This a micro optimization at x86_64 assembly level of the instruction fetch+decode hot path. In summary this PR should save about 22 x86_64 instructions from every interpreter hot loop iteration. This optimization does not apply only to x86_64, but all architectures should benefit from.
Baseline
First I generated a hot trace of subsequent FENCE.I instruction calls. I choose this instruction because it is the most simple instruction, it basically does nothing, it's the ideal instruction to measure instruction fetch ovearhead. This was the trace for one iteration:
This trace keeps looping in x86_64. We can see that in optimal conditions it takes exactly 40 x86_64 instructions to execute one FENCE.I in this trace, where:
mcycle check: 3 instructions
fetch: 11 instructions
decoding: 24 instructions
execution: 2 instructions
I usually say that the cartesi machine is about 30~40 times slower than native, if we think about the ratio 40:1 in this trace, this is very close to what I usually say.

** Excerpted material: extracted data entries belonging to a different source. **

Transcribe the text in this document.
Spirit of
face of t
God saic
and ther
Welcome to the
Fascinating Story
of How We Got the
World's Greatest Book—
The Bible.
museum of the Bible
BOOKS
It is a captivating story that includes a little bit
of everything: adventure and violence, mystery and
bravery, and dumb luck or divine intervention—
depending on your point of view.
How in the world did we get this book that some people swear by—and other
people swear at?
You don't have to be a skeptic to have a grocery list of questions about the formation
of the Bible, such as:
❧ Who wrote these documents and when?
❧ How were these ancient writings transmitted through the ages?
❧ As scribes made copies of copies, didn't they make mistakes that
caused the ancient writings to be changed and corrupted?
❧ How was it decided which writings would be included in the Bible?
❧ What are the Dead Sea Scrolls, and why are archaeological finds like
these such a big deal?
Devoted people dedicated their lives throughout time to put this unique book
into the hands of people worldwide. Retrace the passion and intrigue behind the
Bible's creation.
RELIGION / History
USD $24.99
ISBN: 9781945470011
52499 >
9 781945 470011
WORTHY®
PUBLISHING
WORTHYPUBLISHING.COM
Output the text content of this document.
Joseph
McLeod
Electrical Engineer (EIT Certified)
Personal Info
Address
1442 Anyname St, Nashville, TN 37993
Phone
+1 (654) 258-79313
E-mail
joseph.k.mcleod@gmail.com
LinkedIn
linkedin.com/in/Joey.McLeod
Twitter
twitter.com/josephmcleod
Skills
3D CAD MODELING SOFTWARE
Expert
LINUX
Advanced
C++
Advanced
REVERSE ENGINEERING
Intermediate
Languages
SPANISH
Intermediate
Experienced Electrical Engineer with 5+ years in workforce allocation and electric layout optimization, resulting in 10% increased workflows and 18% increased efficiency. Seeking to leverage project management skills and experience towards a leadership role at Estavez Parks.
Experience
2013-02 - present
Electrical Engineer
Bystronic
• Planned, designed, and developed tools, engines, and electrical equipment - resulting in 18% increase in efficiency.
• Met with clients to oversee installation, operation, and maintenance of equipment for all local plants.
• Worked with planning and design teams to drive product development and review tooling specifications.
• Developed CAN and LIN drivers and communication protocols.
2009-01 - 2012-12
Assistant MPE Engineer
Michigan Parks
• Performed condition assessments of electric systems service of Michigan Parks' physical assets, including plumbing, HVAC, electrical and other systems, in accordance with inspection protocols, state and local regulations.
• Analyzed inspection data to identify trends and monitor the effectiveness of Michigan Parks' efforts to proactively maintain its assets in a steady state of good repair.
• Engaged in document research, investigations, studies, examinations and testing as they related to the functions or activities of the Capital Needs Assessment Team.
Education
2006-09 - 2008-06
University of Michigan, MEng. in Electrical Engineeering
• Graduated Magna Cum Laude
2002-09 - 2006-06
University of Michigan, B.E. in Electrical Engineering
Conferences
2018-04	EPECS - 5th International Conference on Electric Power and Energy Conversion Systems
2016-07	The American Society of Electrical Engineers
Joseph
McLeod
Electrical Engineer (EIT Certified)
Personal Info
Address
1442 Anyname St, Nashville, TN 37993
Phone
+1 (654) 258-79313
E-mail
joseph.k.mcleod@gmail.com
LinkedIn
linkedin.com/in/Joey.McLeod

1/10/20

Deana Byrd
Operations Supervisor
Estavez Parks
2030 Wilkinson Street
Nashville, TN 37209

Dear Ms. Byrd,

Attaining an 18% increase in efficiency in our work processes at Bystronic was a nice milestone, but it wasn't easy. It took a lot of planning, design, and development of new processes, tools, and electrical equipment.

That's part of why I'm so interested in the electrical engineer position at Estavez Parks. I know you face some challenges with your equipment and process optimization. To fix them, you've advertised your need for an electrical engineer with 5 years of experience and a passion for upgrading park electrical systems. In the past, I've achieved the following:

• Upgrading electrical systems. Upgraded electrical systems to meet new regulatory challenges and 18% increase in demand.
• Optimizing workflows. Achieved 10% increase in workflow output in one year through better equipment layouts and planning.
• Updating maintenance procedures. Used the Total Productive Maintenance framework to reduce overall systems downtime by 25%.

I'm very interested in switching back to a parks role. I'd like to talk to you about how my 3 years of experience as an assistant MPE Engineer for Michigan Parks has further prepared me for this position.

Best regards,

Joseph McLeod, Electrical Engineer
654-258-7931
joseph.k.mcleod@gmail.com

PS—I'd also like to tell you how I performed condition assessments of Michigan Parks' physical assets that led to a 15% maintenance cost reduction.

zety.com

If we can get this trace to execute with fewer x86_64 instruction, we can also get the cartesi machine interpreter to be faster for all instructions (not only this one).
If we look closely in the fetch, there are these two branches:
│ 0x7ffff7b8834a <interpret_loop+458> jne 0x7ffff7b88728 │ -> miss fetch cache
│ 0x7ffff7b88361 <interpret_loop+481> je 0x7ffff7b88760 │ -> cross page boundary
My idea was to come up with a single branch that could test both conditions in the fetch loop, simplifying to just one branch, so I could save some instructions.
This is the benchmark for baseline.
$ lua bench-insns.lua
RISC-V Privileged Memory-management 4.205 MIPS 3250.0 ucycles
RISC-V Privileged Interrupt-management 495.199 MIPS 257.0 ucycles
RV64I - Base integer instruction set 574.503 MIPS 263.8 ucycles
RV64M - Integer multiplication and division 575.371 MIPS 312.2 ucycles
RV64A - Atomic instructions 431.893 MIPS 304.2 ucycles
RV64F - Single-precision floating-point 218.556 MIPS 489.3 ucycles
RV64D - Double-precision floating-point 214.964 MIPS 1773.7 ucycles
RV64Zicsr - Control and status registers 289.061 MIPS 328.3 ucycles
RV64Zicntr - Base counters and timers 343.063 MIPS 284.3 ucycles
RV64Zifence - Instruction fetch fence 792.319 MIPS 246.0 ucycles
$ hyperfine -w 10 -m 32 "cartesi-machine dhrystone 2000000"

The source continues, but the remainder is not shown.